Uyum sorunu aşılmalıdır
 
 
 
* Benim için çok açık olan bir nokta var. Genç göçmenlerin uyum konusu, üstesinden gelmemiz gereken merkezi görevlerden biridir. Bunu ne kadar iyi başarabileceğimiz, sadece bu genç insanların yaşam öykülerini değil, aynı zamanda Almanya’nın geleceğe ne kadar hazırlıklı olduğunu da belirleyecektir. 
* Uzun bir süre için uyumun kendiliğinden gerçekleşeceğine pek fazla güvenildi. Bu beklenti yerine gelmedi. Bugün şunu biliyoruz: Uyum, her iki tarafın; hem göçmenlerin, hem onları alan toplumun katkıda bulunmaları gereken bir çabadır. 
* Göçmenlerin kendilerinin etkin bir şekilde bu toplumun bir parçası olmaya, dilini öğrenmeye çaba göstermelerini, toplumumuzun hukuk düzenini özümsemelerini talep ediyoruz. 
* Uyum için çaba göstermek zorunda olmak başlangıçta bazıları için zor olmuştur. Fakat bugün, başlangıçta birer külfet olarak eleştirilen vatandaşlığa geçiş testlerinin ya da dil bilgisi belgelerinin çoktan kabul gördüğünü ve sayısız insana yepyeni fırsatlar açmış olduğunu görüyoruz.
* Genç göçmenlerin eğitim seviyesinin hiç şüphesiz iyileşmiş olmasına rağmen bu ilerlemelerle henüz yetinemeyiz. Her genç ve her aile şunu bilmelidir: Okul ve meslek diplomaları Almanya’da başarılı bir hayat sürdürebilmenin önemli birer şartıdır.
 
Ayrımcılık yasalarla yasaklanmıştır
 
* Fakat devletin bu alanda (eğitim) yapabilecekleri maalesef sınırlıdır. Sorumluluk halen ilk önce anne babalar ve ailelerdedir. Onlar okul ve eğitime önem vermelidirler; örneğin, mümkün olan en erken aşamada fevkalade bir Almanca öğrenmelerine dikkat edilmelidir.

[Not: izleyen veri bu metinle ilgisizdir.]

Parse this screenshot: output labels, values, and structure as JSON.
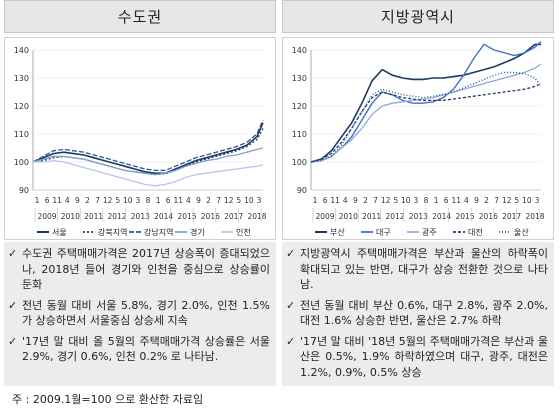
{
  "panels": [
    {
      "title": "수도권",
      "notes": [
        "수도권 주택매매가격은 2017년 상승폭이 증대되었으나, 2018년 들어 경기와 인천을 중심으로 상승률이 둔화",
        "전년 동월 대비 서울 5.8%, 경기 2.0%, 인천 1.5% 가 상승하면서 서울중심 상승세 지속",
        "'17년 말 대비 올 5월의 주택매매가격 상승률은 서울 2.9%, 경기 0.6%, 인천 0.2% 로 나타남."
      ]
    },
    {
      "title": "지방광역시",
      "notes": [
        "지방광역시 주택매매가격은 부산과 울산의 하락폭이 확대되고 있는 반면, 대구가 상승 전환한 것으로 나타남.",
        "전년 동월 대비 부산 0.6%, 대구 2.8%, 광주 2.0%, 대전 1.6% 상승한 반면, 울산은 2.7% 하락",
        "'17년 말 대비 '18년 5월의 주택매매가격은 부산과 울산은 0.5%, 1.9% 하락하였으며 대구, 광주, 대전은 1.2%, 0.9%, 0.5% 상승"
      ]
    }
  ],
  "bullet_mark": "✓",
  "source_note": "주 : 2009.1월=100 으로 환산한 자료임",
  "chart_data": [
    {
      "type": "line",
      "ylim": [
        90,
        140
      ],
      "yticks": [
        "90",
        "100",
        "110",
        "120",
        "130",
        "140"
      ],
      "xticks_month": [
        "1",
        "6",
        "11",
        "4",
        "9",
        "2",
        "7",
        "12",
        "5",
        "10",
        "3",
        "8",
        "1",
        "6",
        "11",
        "4",
        "9",
        "2",
        "7",
        "12",
        "5",
        "10",
        "3"
      ],
      "years": [
        "2009",
        "2010",
        "2011",
        "2012",
        "2013",
        "2014",
        "2015",
        "2016",
        "2017",
        "2018"
      ],
      "x": [
        0,
        5,
        10,
        15,
        20,
        25,
        30,
        35,
        40,
        45,
        50,
        55,
        60,
        65,
        70,
        75,
        80,
        85,
        90,
        95,
        100,
        105,
        110,
        113
      ],
      "series": [
        {
          "name": "서울",
          "color": "#1f3864",
          "dash": "",
          "width": 1.6,
          "values": [
            100,
            101.5,
            103,
            103.5,
            103,
            102.5,
            101.5,
            100.5,
            99.5,
            98.5,
            97.5,
            96.5,
            96,
            96,
            97.5,
            99,
            100.5,
            101.5,
            102.5,
            103.5,
            104.5,
            106,
            109,
            114
          ]
        },
        {
          "name": "강북지역",
          "color": "#1f3864",
          "dash": "2,2",
          "width": 1.3,
          "values": [
            100,
            100.5,
            101.5,
            102,
            101.5,
            101,
            100,
            99,
            98,
            97,
            96.5,
            96,
            95.5,
            95.8,
            97,
            98.5,
            100,
            101,
            102,
            103,
            104,
            105.5,
            108,
            112
          ]
        },
        {
          "name": "강남지역",
          "color": "#2e5597",
          "dash": "5,2",
          "width": 1.3,
          "values": [
            100,
            102,
            104,
            104.5,
            104,
            103.5,
            102.5,
            101.5,
            100.5,
            99.5,
            98.5,
            97.5,
            97,
            97,
            98.5,
            100,
            101.5,
            102.5,
            103.5,
            104.5,
            105.5,
            107,
            110,
            115
          ]
        },
        {
          "name": "경기",
          "color": "#7f9fcf",
          "dash": "",
          "width": 1.3,
          "values": [
            100,
            101,
            102,
            102,
            101.5,
            101,
            100,
            99,
            98,
            97,
            96.5,
            96,
            95.5,
            96,
            97,
            98.5,
            99.5,
            100.5,
            101,
            102,
            102.5,
            103.5,
            104.5,
            105
          ]
        },
        {
          "name": "인천",
          "color": "#b4c7e7",
          "dash": "",
          "width": 1.3,
          "values": [
            100,
            100,
            100.5,
            100,
            99,
            98,
            97,
            96,
            95,
            94,
            93,
            92,
            91.5,
            92,
            93,
            94.5,
            95.5,
            96,
            96.5,
            97,
            97.5,
            98,
            98.5,
            99
          ]
        }
      ]
    },
    {
      "type": "line",
      "ylim": [
        90,
        140
      ],
      "yticks": [
        "90",
        "100",
        "110",
        "120",
        "130",
        "140"
      ],
      "xticks_month": [
        "1",
        "6",
        "11",
        "4",
        "9",
        "2",
        "7",
        "12",
        "5",
        "10",
        "3",
        "8",
        "1",
        "6",
        "11",
        "4",
        "9",
        "2",
        "7",
        "12",
        "5",
        "10",
        "3"
      ],
      "years": [
        "2009",
        "2010",
        "2011",
        "2012",
        "2013",
        "2014",
        "2015",
        "2016",
        "2017",
        "2018"
      ],
      "x": [
        0,
        5,
        10,
        15,
        20,
        25,
        30,
        35,
        40,
        45,
        50,
        55,
        60,
        65,
        70,
        75,
        80,
        85,
        90,
        95,
        100,
        105,
        110,
        113
      ],
      "series": [
        {
          "name": "부산",
          "color": "#1f3864",
          "dash": "",
          "width": 1.6,
          "values": [
            100,
            101,
            104,
            109,
            114,
            121,
            129,
            133,
            131,
            130,
            129.5,
            129.5,
            130,
            130,
            130.5,
            131,
            132,
            133,
            134,
            135.5,
            137,
            139,
            142,
            142
          ]
        },
        {
          "name": "대구",
          "color": "#4472c4",
          "dash": "",
          "width": 1.4,
          "values": [
            100,
            100.5,
            102,
            105,
            109,
            115,
            121,
            125,
            124,
            122,
            121,
            121,
            121.5,
            123,
            126,
            131,
            137,
            142,
            140,
            139,
            138,
            139,
            141,
            143
          ]
        },
        {
          "name": "광주",
          "color": "#8faadc",
          "dash": "",
          "width": 1.3,
          "values": [
            100,
            100.5,
            102,
            105,
            108,
            112,
            117,
            120,
            121,
            121.5,
            122,
            122.5,
            123,
            124,
            125,
            126,
            127,
            128,
            129,
            130,
            131,
            132,
            133.5,
            135
          ]
        },
        {
          "name": "대전",
          "color": "#1f3864",
          "dash": "3,2",
          "width": 1.3,
          "values": [
            100,
            101,
            103,
            107,
            112,
            118,
            123,
            125,
            124,
            123,
            122.5,
            122,
            122,
            122,
            122.5,
            123,
            123.5,
            124,
            124.5,
            125,
            125.5,
            126,
            127,
            128
          ]
        },
        {
          "name": "울산",
          "color": "#2f5597",
          "dash": "1,2",
          "width": 1.4,
          "values": [
            100,
            100.5,
            102,
            106,
            112,
            118,
            124,
            126,
            125,
            124,
            123.5,
            123,
            123.5,
            124,
            125,
            126.5,
            128,
            129.5,
            131,
            132,
            132,
            131.5,
            130,
            127
          ]
        }
      ]
    }
  ]
}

Almancaları kötü olan çocuklar çoğu kez yıllarca okulda geri kalarak bu açığı gidermek için uğraşıp dururlar. 
* Federal hükümet her türlü ayrımcılığa karşıdır. Ayrımcılık yasalarla yasaklanmış olup, bu özellikle eğitim ve meslek alanları için de geçerlidir. Ayrımcılık yasağı Genel Eşit Muamele Yasası ile halkın bilincine daha da güçlü bir şekilde yerleşmiş bulunmaktadır. Mağdurlar artık gerçekten kanıtlanabilir bir ayrımcılık söz konusu olduğunda kendilerini hukuki açıdan daha iyi savunabilirler.